The incubation period is over 14 days, trismus is the patient’s only symptom, and comes on over 6 days. Sedation and oral feeding are the main means of treatment. His prognosis is good.
The incubation period is 10 to 14 days. Symptoms come on over 3 to 6 days. Moderate trismus is combined with moderate dysphagia, rigidity and spasms. He may need nasogastric feeding, an intravenous drip, and a tracheostomy, or paralysis and IPPR.
The incubation period is less than 10 days and symptoms develop over 3 days. Other features are similar to Grade Two but are more severe, or more urgent. If possible, transfer him to a hospital where IPPR and the analysis of blood gases are possible.
CAUTION! Remember that a patient with tetanus is conscious and aware of all that is going on around him so talk to him and not about him.
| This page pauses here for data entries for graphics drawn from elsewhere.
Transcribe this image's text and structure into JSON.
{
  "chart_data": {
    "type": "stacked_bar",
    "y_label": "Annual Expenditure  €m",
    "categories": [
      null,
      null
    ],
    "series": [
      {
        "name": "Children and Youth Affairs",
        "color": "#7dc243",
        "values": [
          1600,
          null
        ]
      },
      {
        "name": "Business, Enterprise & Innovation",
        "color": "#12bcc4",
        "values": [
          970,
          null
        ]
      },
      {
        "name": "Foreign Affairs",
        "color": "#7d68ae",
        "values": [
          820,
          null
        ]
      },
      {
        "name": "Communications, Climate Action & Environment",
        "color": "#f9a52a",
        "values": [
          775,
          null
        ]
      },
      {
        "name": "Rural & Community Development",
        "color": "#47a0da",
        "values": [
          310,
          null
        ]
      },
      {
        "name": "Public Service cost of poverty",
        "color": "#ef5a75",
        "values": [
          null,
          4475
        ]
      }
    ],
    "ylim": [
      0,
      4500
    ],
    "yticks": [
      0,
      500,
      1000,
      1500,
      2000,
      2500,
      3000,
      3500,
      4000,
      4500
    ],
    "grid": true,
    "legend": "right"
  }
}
CONFIRM THE DIAGNOSIS Examine the patient’s nervous system thoroughly and do a lumbar puncture to exclude menigitis, encephalitis, and subarachnoid haemorrhage. Don’t assume he has tetanus merely because he is in a surgical ward. Consider also epilepsy, rabies, and local disease of his temporomandibular joints. Disturb him as little as possible when you examine him.
SEDATION Sedate the patient heavily enough to control his spasms; each patient needs a different dose. Start with chlorpromazine 25 to 50 mg and diazepam 10 mg by intramuscular or intravenous injection, or orally, depending on his size and condition. An average dose is 100 mg 6 hourly. Continue with diazepam 10 mg, 8, 6, 4, or even 2 hourly, supplemented by chlorpromazine 25 mg 8 or 6 hourly. Or, use phenobarbitone.
If severe spasms cause him great distress, give him pethidine 50 to 100 mg as required.
CAUTION! Continue sedation for 5 to 7 days, even if he appears to be improving, or he may relapse.
RESPIRATORY SYSTEM Raise the foot of his bed 30 cm to help postural drainage, until he can sit up and move about on his own. Turn him regularly. Suck out his mouth and nose as required. If necessary intubate him and suck out his trachea (A 13.2). You will probably find that managing a tracheostomy is impractical.
THE WOUND should already have been toileted (54.1). If the toilet has been inadequate, excise the patient’s wound widely, remove all foreign bodies, pus, and clot. Handle it as little as possible. Leave it open and dress it with diluted hydrogen peroxide.
CAUTION! Handling the wound may discharge the toxin in it into the circulation, so, give him antitoxin before you operate.
ANTISERA Ideally, give the patient human tetanus immune globulin (HTIG) 30-300 U/kg intramuscularly to fix the toxin.
Or, exclude hypersensitivity and give him antitetanus serum, 750 units intramuscularly or intravenously once daily for 3 days. Or, give him a single intramuscular dose of 20,000 units. Intramuscular antitetanus serum is not of great value and regimes vary considerably.
Intrathecally as soon as he is adequately sedated, give him one dose of 200 units of antitetanus serum by lumbar puncture. Take this from the smallest ampoule obtainable (1500 units in 1 ml) and measure it with a ’tuberculin syringe.
ANTIBIOTICS Give him benzyl penicillin 1 megaunit intramuscularly every 6 hours. Culture the organisms from his respiratory tract and adjust his antibiotics accordingly.
STEROIDS The value of these are uncertain. Some surgeons give a patient betamethasone 8 mg initially, preferably intravenously, and repeat it 12 or 8 hourly.
NURSING Put the patient in the quietest part of the ward. Manage his bladder by continous catheter drainage with intermittent release (64.16). Prevent pressure sores, stop his mucosal surfaces drying, and prevent faecal impaction with suppositories or low enemata. Keep this up for several weeks.
FEEDING If possible, feed him by mouth. Even if he has trismus he can usually suck fluids through a straw. If necessary feed him through a nasogastric tube, or drip.
A suitable formula for the drip feed is: glucose 400 g, vegetable oil 100 g, dried skim milk 100 g, water 2.4 litres. This will make about 2.5 I of feed containing 12 MJ (2,900 kcals) or slightly more than an average adult’s daily needs. Give him 200 ml 2 hourly.